Para lá dessa margem quanto ao exercício de liberdade editorial, encontram-se práticas que configuram discriminação ilegal. Um ginásio ou serviço de transporte aberto ao público que exclua explicitamente clientes por raça (“só para brancos”) ou que adopte critérios de género de forma arbitrária pode violar a Lei 93/2017, gerando contraordenações. A segregação racial em contexto educativo — mesmo em escolas privadas — ultrapassa os limites, ao contrário das escolas single-sex que se justificam por razões pedagógicas. No domínio laboral, uma empresa não cultural que publique anúncios ou adote práticas sistemáticas de exclusão (“só homens brancos”) incorre em infrações ao Código do Trabalho e pode mesmo configurar crime de incitamento ao ódio (artigo 240.º do Código Penal) se acompanhada de propaganda discriminatória. A distinção crucial reside no contexto: curadoria cultural fechada e transparente versus recusa arbitrária de bens, serviços ou oportunidades abertas ao público.

Por fim, é verdade que o ordenamento jurídico português opta por proteger prioritariamente a liberdade de criação e a autonomia privada no sector editorial, permitindo que editoras definam as suas linhas identitárias — sejam elas “só mulheres”, “só negros”, “só homens” ou “só brancos” — sem que isso equivalha automaticamente a discriminação proibida. Isto reflete equilíbrio entre igualdade formal e liberdade real: o Estado não deve transformar-se em árbitro do conteúdo cultural, sob pena de comprometer o pluralismo. A transparência na missão editorial, o respeito pelos limites penais e a distinção entre criação privada e serviços públicos são as balizas que mantêm esta liberdade dentro dos contornos do Estado de Direito. Numa sociedade plural, o direito de escolher o que se publica — e de quem — é, afinal, o direito de todos.

Mas,em última análise, a aplicação prática destas regras revela uma aparente assimetria de critérios que merece problematização.

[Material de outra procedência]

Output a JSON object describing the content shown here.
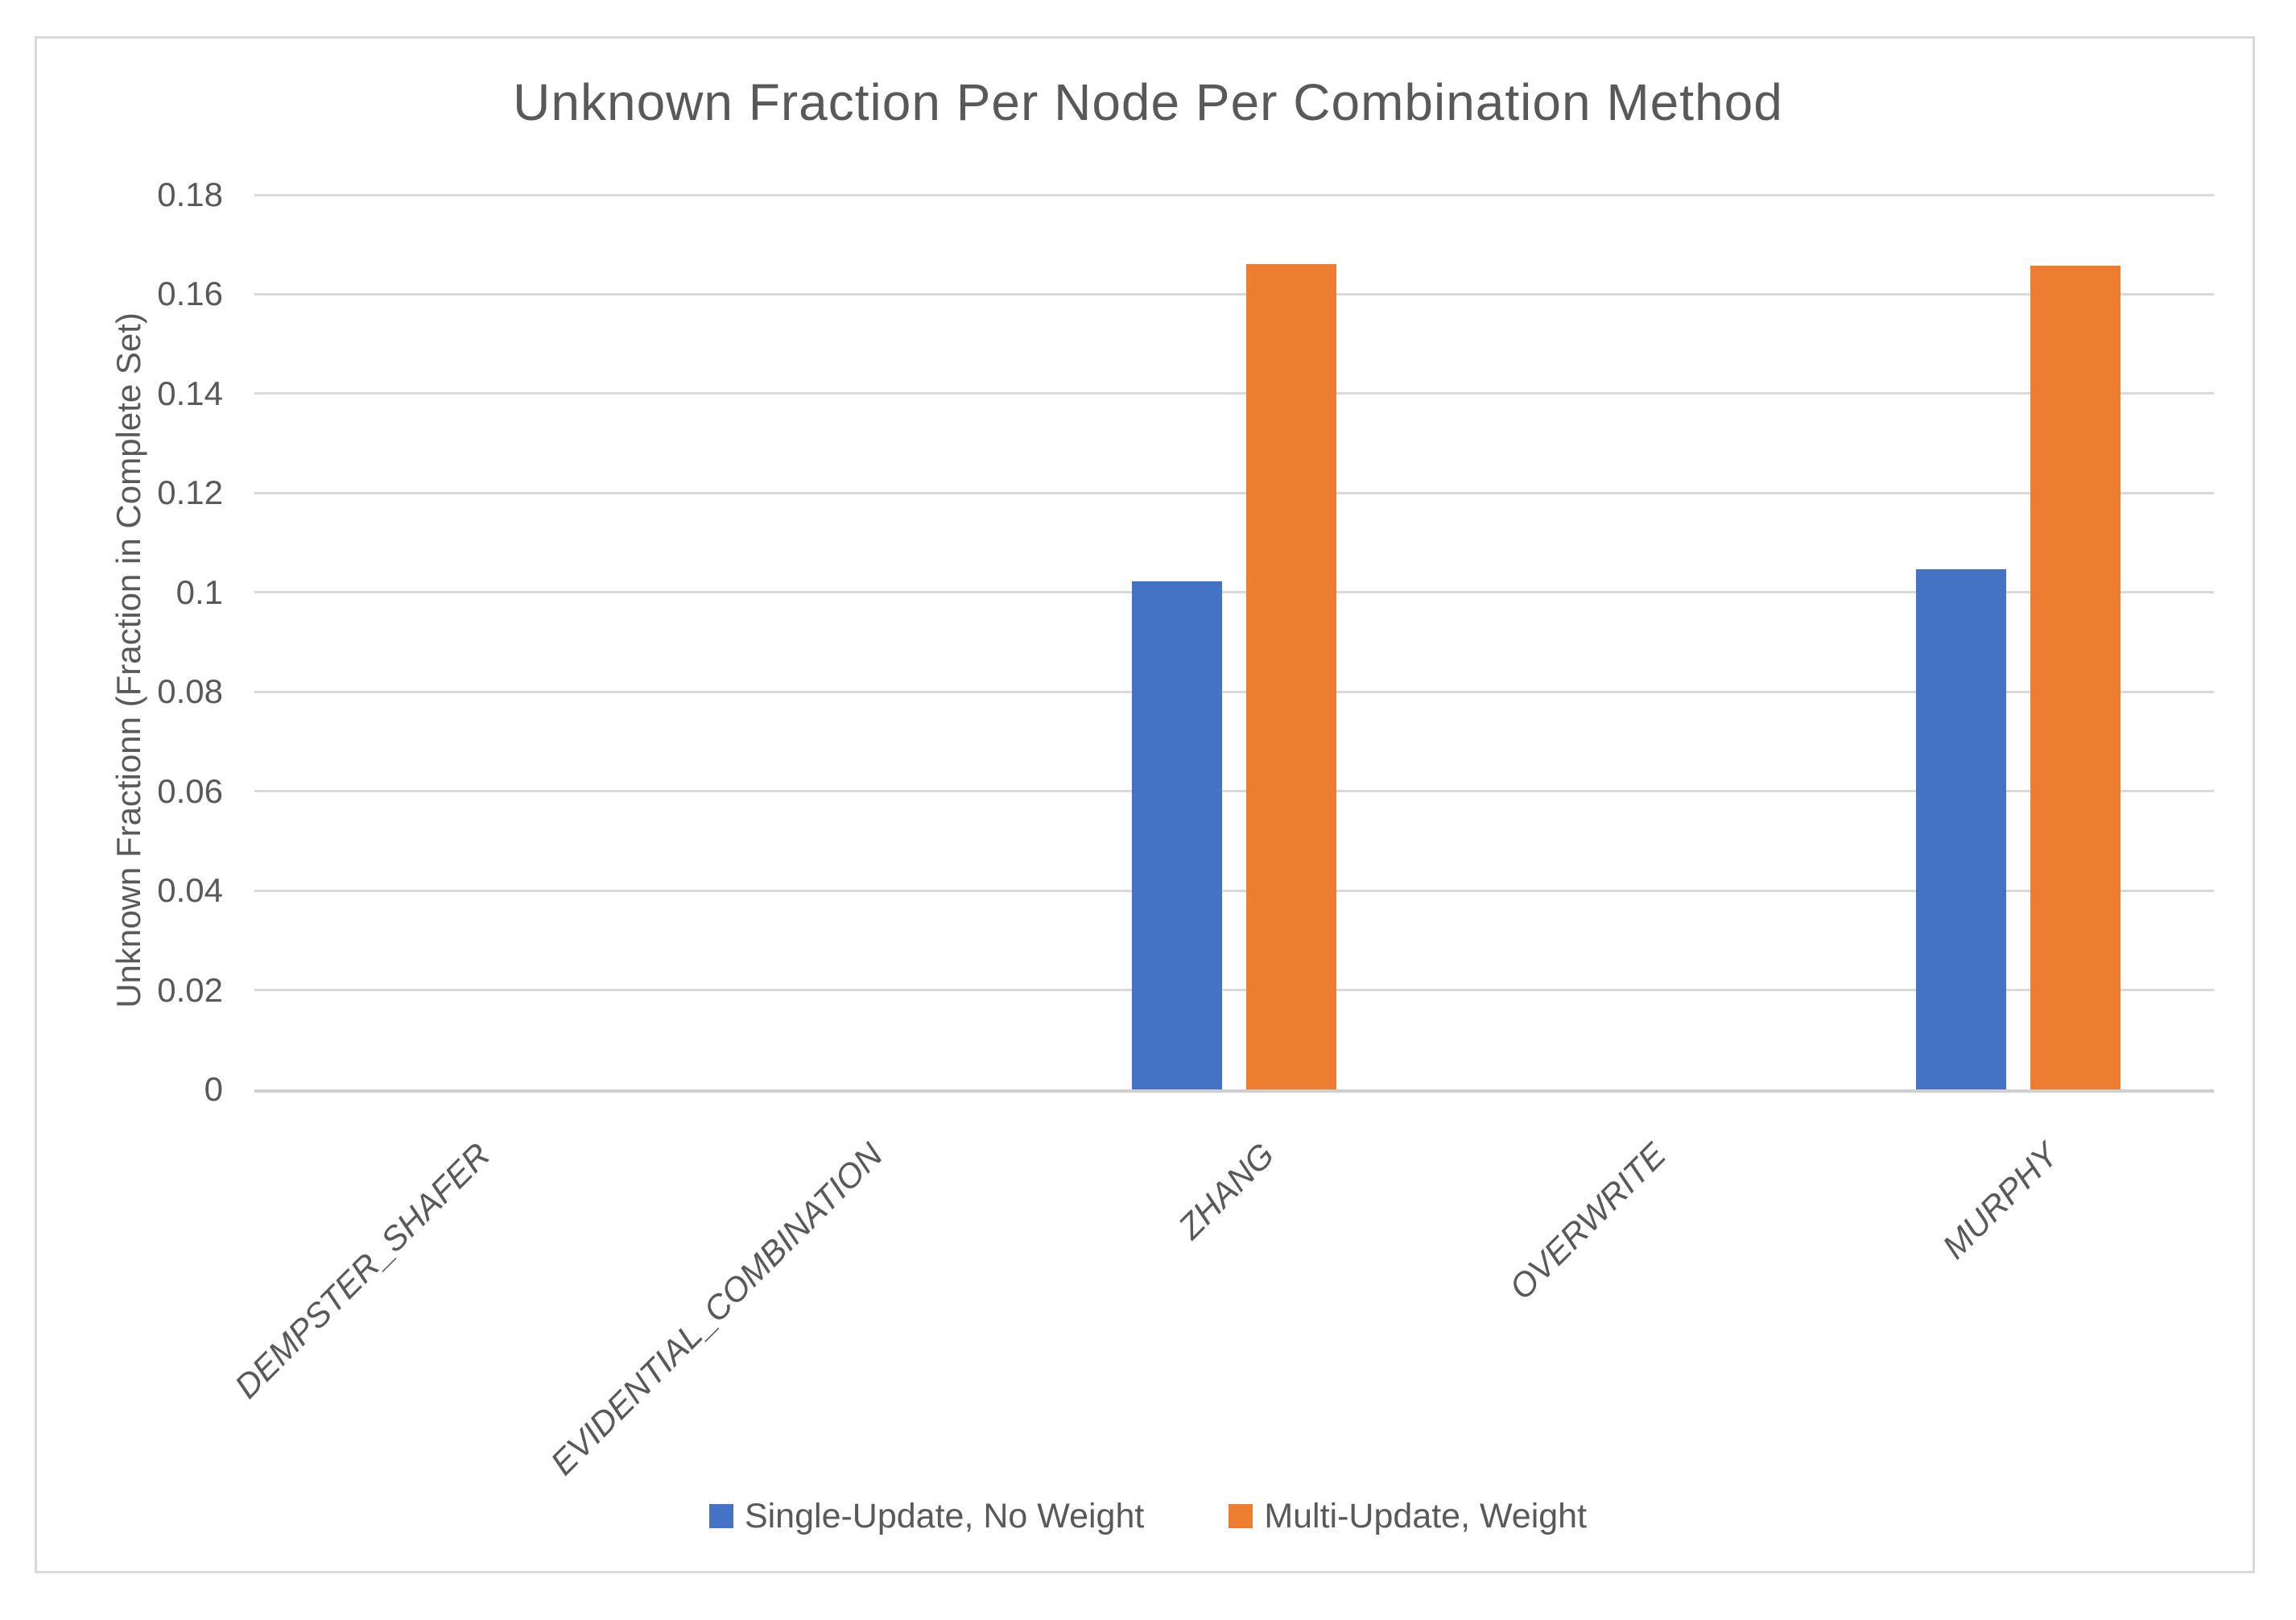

Enquanto ginásios, restaurantes e escolas privadas enfrentam maior escrutínio e restrições quando adotam exclusões baseadas em género ou etnia — frequentemente invocando a natureza “aberta ao público” dos serviços e o risco de recusa discriminatória de bens (Lei n.º 93/2017) —, as editoras beneficiam de uma margem significativamente mais ampla, ancorada na sacralidade da liberdade editorial e de expressão. Esta distinção, embora juridicamente defensável (curadoria cultural versus fornecimento comercial de serviços), levanta questões de coerência: por que razão a seleção de autores por raça ou género é vista como legítima expressão artística, enquanto a criação de um ginásio “só para homens brancos” ou de uma escola “só para brancos” é rapidamente rotulada como discriminação ilícita? Tal disparidade pode sugerir que o ordenamento jurídico — ou a sua aplicação pelas autoridades e opinião pública — concede maior proteção à produção cultural identitária do que a outros domínios da vida económica e social, abrindo espaço para acusações de seletividade ideológica. Numa sociedade que aspira à igualdade formal, esta diferença de tratamento entre sectores aparentemente análogos desafia a neutralidade do Estado e convida a uma reflexão mais profunda sobre os limites reais da autonomia privada face à proibição da discriminação.